The Russian side hoped that the publication in the most prestigious medical journal Lancet would improve the reputation of the vaccine, but experts continue to point out gaps and inconsistencies that arouse mistrust.
As early as September, about 40 specialists, led by renowned molecular biologist Enrico Buchi, who heads the Resis Institute of Scientific Ethics, asked a number of questions about the Russian vaccine, but which so far have not been answered.
The decision of the Russian government to register the vaccine for use before the three phases are completed of clinical trials in all cases is unacceptable, points out Buchi.
The Resis Institute analyzes the data contained in the new publication in The Lancet and points out a number of points that raise doubts.
In the first place, experts point out lack of transparency. Both the world scientific community and the one in Russia do not have access to the data from the process of drug development. The only answer the scientists received from the Russian side to their questions was: “The Department of Security will consider the inquiries.” According to Buchi, such behavior is outrageous.
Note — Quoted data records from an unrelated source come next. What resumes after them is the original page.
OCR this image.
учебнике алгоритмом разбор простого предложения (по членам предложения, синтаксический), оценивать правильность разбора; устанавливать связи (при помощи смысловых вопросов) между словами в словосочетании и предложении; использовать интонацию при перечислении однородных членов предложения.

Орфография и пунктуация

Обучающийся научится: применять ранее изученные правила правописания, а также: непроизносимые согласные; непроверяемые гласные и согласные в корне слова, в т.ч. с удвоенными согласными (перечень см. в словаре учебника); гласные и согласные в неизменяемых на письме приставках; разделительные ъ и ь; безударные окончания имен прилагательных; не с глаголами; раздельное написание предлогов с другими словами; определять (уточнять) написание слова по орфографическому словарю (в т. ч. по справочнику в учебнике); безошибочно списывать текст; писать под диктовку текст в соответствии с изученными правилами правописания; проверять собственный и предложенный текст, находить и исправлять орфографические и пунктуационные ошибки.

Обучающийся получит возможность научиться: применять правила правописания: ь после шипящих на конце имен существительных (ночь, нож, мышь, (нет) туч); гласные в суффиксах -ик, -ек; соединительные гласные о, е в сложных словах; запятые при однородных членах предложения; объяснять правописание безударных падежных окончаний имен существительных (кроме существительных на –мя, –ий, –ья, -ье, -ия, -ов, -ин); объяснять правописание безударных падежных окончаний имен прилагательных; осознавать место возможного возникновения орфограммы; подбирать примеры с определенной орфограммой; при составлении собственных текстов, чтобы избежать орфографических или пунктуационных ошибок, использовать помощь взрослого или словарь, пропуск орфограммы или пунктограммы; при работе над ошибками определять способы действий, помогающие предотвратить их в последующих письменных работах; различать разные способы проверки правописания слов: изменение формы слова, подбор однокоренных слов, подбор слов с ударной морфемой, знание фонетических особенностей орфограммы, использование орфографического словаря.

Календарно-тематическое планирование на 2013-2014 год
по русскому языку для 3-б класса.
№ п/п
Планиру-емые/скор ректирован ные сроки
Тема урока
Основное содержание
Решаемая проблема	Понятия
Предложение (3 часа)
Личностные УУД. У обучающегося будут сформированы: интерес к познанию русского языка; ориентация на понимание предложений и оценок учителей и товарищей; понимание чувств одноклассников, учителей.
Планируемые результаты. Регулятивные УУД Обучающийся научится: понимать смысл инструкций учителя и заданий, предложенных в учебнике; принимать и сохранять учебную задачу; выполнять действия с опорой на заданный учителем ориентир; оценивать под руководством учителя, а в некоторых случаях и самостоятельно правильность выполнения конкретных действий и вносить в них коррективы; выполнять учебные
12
During the third phase of the Sputnik V trials, data were available for four died, but only two of them have details, according to the institute.
Along with that there is discrepancies in the data on the number of participants in clinical trials. The Lancet mentions two different numbers – in one place it is claimed that the participants are 21,977, in another – 21,862.
Efficiency data also raise questions. In 15% of the participants in the placebo group who were not injected with the vaccine, antibodies appeared on day 42 of the study. They may have been infected with the coronavirus and passed the infection asymptomatically, but it remains unclear whether this factor has been taken into account in the calculations.
It is also not clear why the number of people in the “vaccinated group” is much larger during the midterm trials than in the final report published in The Lancet, the researchers note.
At the same time in the article published in The Lancet the number of people who have become infected is constantly changing, although they were vaccinated with “Sputnik V”. The “results” say that after 21 days, only 16 of about 15,000 participants were diagnosed with coronavirus. Another section of the report states that COVID-19 cases in the same group were 61 on day 20.